"Art wages a difficult battle with nature here" : on the history of Pernštejn park
Source document: Opuscula historiae artium. 2016, vol. 65, iss. 1, pp. 18-33
ISSN1211-7390 (print)2336-4467 (online)
License: Not specified license
This article seeks to present a complex interpretation of the history of Pernštejn Park and to revise some shared conclusions that are uncritically based on an artistic topography of Gregor Wolny. Archive sources provide evidence of an ornamental garden on the grounds of Pernštejn Castle during the life of Franz Stockhammer prior to the existence of a garden fulfilling the simple role of an orchard. The sources of inspiration for the baroque garden in Pernštejn may be clarified by the treatises on garden arts in the Stockhammer library. The garden's appearance at its most opulent at the start of the 19th century, when it was the property of the Schröffels of Mannsberk, can be reconstructed on the basis of a surviving inventory, contemporary references in literature, and vedutes.
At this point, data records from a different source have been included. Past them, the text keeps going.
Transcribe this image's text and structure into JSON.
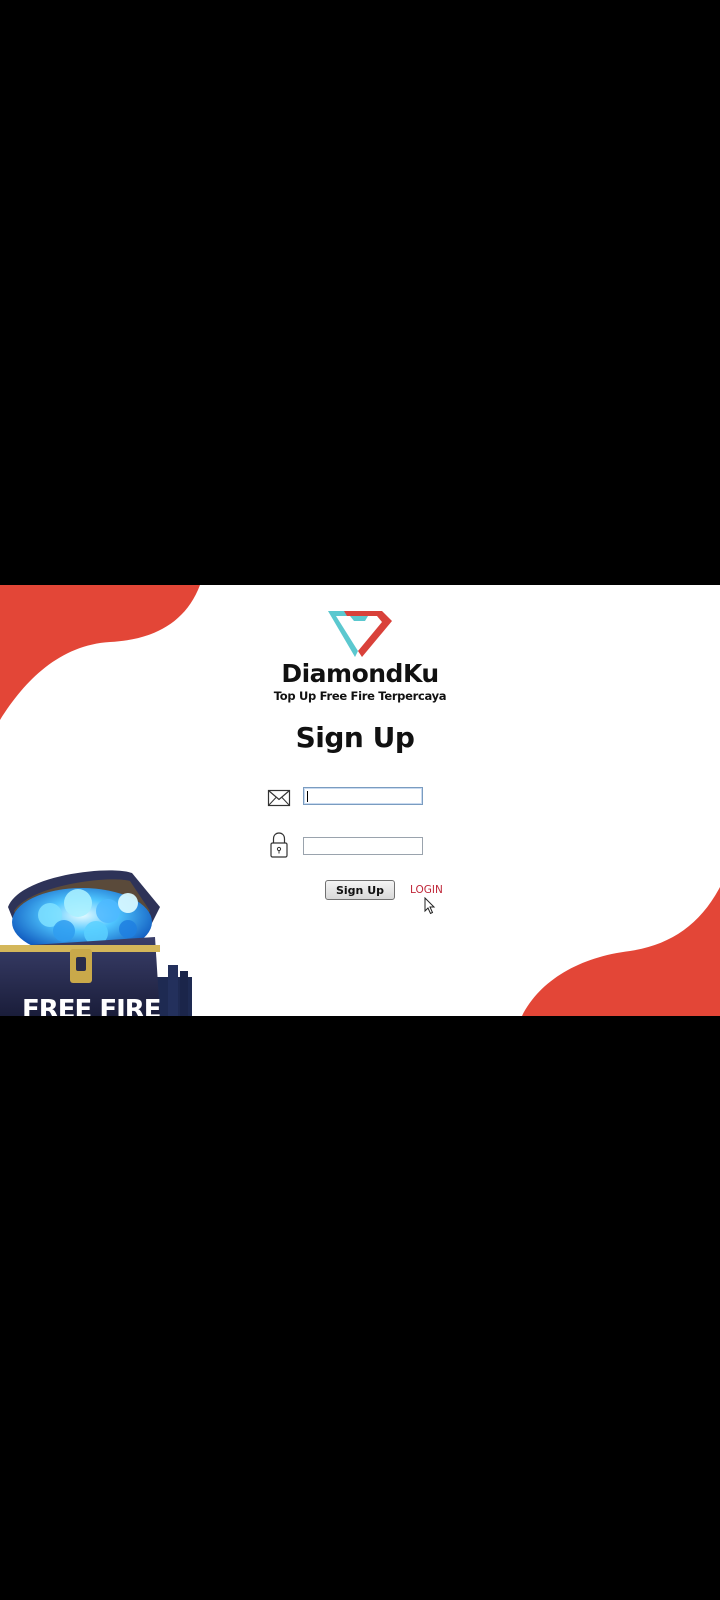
{
  "app": {
    "brand_name": "DiamondKu",
    "tagline": "Top Up Free Fire Terpercaya"
  },
  "form": {
    "title": "Sign Up",
    "email": {
      "icon": "envelope-icon",
      "value": "",
      "placeholder": ""
    },
    "password": {
      "icon": "lock-icon",
      "value": "",
      "placeholder": ""
    },
    "submit_label": "Sign Up",
    "login_link_label": "LOGIN"
  },
  "artwork": {
    "game_logo_text": "FREE FIRE"
  },
  "colors": {
    "accent_red": "#e34637",
    "logo_teal": "#5bc8cf",
    "logo_red": "#d9413a",
    "link_red": "#c0283a",
    "background": "#ffffff",
    "letterbox": "#000000"
  }
}
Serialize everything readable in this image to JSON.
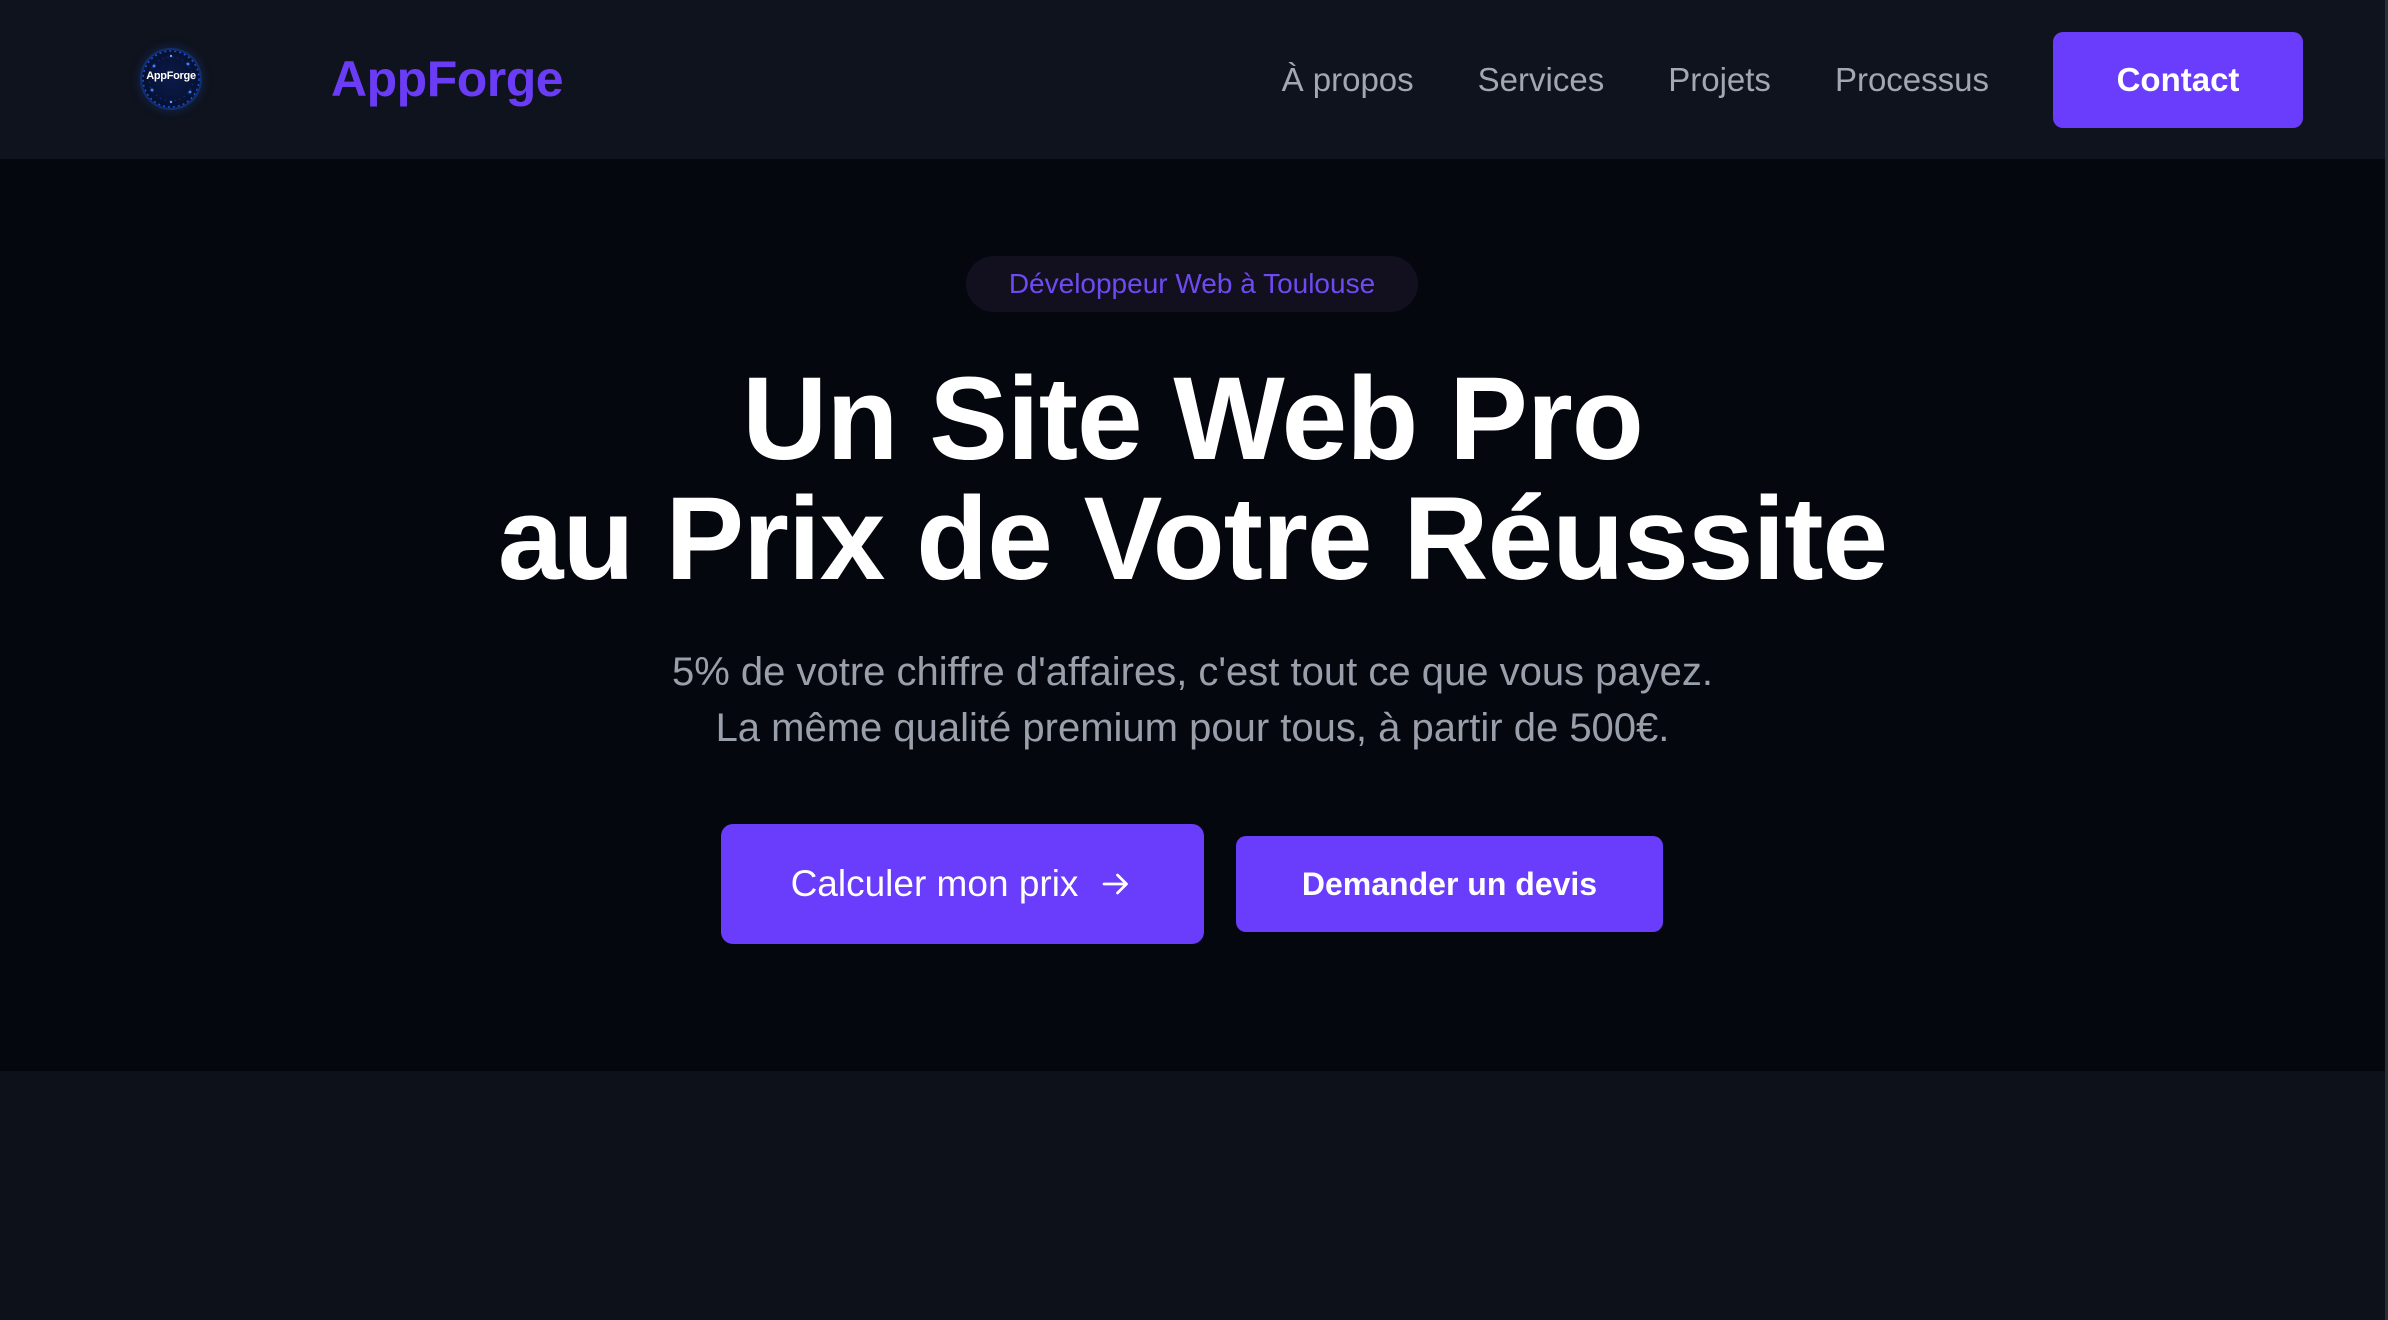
{
  "header": {
    "logo_text": "AppForge",
    "brand": "AppForge",
    "nav": [
      "À propos",
      "Services",
      "Projets",
      "Processus"
    ],
    "contact_label": "Contact"
  },
  "hero": {
    "tag": "Développeur Web à Toulouse",
    "headline_line1": "Un Site Web Pro",
    "headline_line2": "au Prix de Votre Réussite",
    "subtitle_line1": "5% de votre chiffre d'affaires, c'est tout ce que vous payez.",
    "subtitle_line2": "La même qualité premium pour tous, à partir de 500€.",
    "primary_cta": "Calculer mon prix",
    "primary_cta_icon": "arrow-right-icon",
    "secondary_cta": "Demander un devis"
  },
  "colors": {
    "accent": "#6a3cfb",
    "brand_text": "#6b3cf5",
    "nav_bg": "#0f131d",
    "hero_bg": "#04070d",
    "muted_text": "#9aa0ab"
  }
}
The architectural structures in Pernštejn Park correspond to structures typical of sentimental parks (jardin anglo-chinois) established in the second half of the 18th century in France and from the end of the 18th century in Moravia. A key figure who may have been an intermediary at Pernštejn of the idea for a fashionable sentimental garden was Brno sculptor Andreas Schweigl, who saw in these parks examples of the most remarkable works of contemporary art.